Article 1er : L'article 1er du jugement n° 1901062/9 du 24 septembre 2020 du Tribunal administratif de Montreuil est annulé.

Article 2 : La cotisation sur la valeur ajoutée des entreprises, la taxe additionnelle à cette cotisation et les frais de gestion mis à la charge de la SAS Société de distribution aéroportuaire, devenue société Extime Duty Free Paris, au titre des années 2013, 2014 et 2015, à hauteur respectivement de 2 608 074 euros, 2 701 590 euros et 2 872 148 euros sont rétablis.

Article 3 : Les conclusions de la SAS Société de distribution aéroportuaire tendant à l'application de l'article L. 761-1 du code de justice administrative sont rejetées.

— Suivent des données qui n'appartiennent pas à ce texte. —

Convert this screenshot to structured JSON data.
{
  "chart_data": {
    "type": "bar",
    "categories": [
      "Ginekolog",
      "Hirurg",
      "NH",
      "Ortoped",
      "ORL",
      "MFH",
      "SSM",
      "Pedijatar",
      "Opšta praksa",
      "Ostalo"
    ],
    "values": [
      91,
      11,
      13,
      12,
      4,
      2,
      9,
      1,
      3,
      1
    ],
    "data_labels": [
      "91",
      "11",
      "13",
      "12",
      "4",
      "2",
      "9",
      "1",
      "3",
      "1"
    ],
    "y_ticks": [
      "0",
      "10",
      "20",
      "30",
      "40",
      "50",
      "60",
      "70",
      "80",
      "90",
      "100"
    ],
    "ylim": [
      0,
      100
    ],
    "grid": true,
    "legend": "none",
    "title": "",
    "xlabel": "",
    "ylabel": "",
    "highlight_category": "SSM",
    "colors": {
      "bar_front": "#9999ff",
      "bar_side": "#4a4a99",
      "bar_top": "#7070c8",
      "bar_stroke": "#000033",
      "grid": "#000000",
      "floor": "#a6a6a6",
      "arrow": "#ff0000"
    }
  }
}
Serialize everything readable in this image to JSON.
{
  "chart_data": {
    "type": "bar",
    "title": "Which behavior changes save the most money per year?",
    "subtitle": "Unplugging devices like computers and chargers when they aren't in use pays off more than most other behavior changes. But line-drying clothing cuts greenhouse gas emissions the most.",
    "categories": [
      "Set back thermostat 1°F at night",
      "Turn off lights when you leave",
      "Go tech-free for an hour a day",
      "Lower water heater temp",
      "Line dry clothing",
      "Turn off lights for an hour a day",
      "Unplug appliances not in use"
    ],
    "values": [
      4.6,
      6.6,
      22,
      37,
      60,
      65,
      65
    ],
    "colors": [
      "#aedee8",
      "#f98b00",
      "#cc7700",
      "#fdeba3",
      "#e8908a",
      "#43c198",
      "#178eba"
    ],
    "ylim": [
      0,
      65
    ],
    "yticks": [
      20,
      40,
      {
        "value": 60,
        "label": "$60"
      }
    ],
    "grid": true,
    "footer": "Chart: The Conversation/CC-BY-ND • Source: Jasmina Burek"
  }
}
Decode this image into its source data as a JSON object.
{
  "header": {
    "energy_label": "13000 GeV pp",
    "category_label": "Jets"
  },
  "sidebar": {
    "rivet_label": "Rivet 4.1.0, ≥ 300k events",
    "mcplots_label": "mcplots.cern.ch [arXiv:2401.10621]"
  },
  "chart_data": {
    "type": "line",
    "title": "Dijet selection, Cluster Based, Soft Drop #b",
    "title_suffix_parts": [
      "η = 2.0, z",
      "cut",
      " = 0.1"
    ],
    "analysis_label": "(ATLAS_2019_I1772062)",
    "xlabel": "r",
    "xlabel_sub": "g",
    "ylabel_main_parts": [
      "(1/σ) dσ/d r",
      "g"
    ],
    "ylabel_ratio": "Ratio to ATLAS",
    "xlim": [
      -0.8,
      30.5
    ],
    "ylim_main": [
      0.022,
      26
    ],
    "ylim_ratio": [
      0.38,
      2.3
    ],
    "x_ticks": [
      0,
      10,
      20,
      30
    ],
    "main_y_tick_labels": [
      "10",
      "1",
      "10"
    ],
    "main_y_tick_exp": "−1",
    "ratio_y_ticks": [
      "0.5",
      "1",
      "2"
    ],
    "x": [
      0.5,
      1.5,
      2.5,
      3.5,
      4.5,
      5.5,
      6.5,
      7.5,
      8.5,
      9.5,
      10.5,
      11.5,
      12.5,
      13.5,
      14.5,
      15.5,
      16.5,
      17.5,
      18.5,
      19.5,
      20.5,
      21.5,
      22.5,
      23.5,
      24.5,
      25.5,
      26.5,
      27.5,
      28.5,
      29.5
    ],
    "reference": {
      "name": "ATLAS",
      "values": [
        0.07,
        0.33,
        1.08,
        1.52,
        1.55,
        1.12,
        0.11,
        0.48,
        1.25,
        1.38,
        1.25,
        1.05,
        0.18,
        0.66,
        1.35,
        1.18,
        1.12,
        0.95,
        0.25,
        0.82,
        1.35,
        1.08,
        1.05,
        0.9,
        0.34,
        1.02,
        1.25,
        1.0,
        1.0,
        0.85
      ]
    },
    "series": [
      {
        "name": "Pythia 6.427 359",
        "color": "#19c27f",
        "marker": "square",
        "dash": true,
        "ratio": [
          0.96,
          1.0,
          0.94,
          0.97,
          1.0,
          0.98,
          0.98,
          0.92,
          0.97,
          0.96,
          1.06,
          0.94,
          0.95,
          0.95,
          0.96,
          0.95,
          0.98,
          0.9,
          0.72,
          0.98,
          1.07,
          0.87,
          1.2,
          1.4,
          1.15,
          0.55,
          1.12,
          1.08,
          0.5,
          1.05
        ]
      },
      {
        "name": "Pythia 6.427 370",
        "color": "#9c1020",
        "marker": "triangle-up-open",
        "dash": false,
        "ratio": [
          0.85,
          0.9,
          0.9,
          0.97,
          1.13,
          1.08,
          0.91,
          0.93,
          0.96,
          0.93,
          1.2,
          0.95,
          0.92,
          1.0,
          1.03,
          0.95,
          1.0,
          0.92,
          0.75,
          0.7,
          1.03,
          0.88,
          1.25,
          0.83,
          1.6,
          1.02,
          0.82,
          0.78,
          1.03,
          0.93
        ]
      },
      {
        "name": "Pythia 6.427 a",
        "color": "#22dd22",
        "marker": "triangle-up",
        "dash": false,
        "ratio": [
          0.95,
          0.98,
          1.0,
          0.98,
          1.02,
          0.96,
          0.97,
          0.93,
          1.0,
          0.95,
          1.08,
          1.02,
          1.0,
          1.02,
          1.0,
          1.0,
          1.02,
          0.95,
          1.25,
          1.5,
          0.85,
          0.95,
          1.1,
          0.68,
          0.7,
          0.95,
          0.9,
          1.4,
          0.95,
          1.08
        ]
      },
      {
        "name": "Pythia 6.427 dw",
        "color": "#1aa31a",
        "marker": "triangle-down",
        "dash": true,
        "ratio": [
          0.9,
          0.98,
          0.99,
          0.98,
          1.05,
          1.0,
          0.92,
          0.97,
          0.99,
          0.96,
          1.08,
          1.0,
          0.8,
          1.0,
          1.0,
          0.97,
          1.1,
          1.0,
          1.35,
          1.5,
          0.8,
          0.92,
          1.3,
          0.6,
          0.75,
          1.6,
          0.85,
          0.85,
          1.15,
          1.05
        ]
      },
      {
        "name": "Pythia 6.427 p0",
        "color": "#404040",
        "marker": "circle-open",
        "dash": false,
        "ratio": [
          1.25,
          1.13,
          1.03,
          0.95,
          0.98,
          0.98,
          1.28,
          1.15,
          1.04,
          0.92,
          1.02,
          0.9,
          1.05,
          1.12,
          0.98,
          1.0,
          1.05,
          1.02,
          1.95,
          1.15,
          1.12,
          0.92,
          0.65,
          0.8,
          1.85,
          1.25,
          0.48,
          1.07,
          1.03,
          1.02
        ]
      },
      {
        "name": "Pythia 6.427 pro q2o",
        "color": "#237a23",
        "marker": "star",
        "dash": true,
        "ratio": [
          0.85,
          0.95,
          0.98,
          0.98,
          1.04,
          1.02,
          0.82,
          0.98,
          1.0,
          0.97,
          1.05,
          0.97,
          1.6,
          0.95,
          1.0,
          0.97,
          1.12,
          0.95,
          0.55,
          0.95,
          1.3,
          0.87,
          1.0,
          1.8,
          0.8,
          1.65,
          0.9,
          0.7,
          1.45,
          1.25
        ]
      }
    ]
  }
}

Article 4 : Le présent arrêt sera notifié au ministre de l'économie, des finances et de la souveraineté industrielle et numérique et à la société Extime Duty Free Paris (ex Société de distribution aéroportuaire).

Délibéré après l'audience du 14 juin 2023, à laquelle siégeaient :

- Mme Brotons, président de chambre,

- M. Magnard, premier conseiller,

- Mme Fullana, première conseillère.

Rendu public par mise à disposition au greffe le 28 juin 2023.

La rapporteure,

M. FULLANA Le président,

I. BROTONS

Le greffier,

C. MONGIS

La République mande et ordonne au ministre de l'économie, des finances et de la souveraineté industrielle et numérique en ce qui le concerne, ou à tous commissaires de justice à ce requis en ce qui concerne les voies de droit commun contre les parties privées, de pourvoir à l'exécution de la présente décision.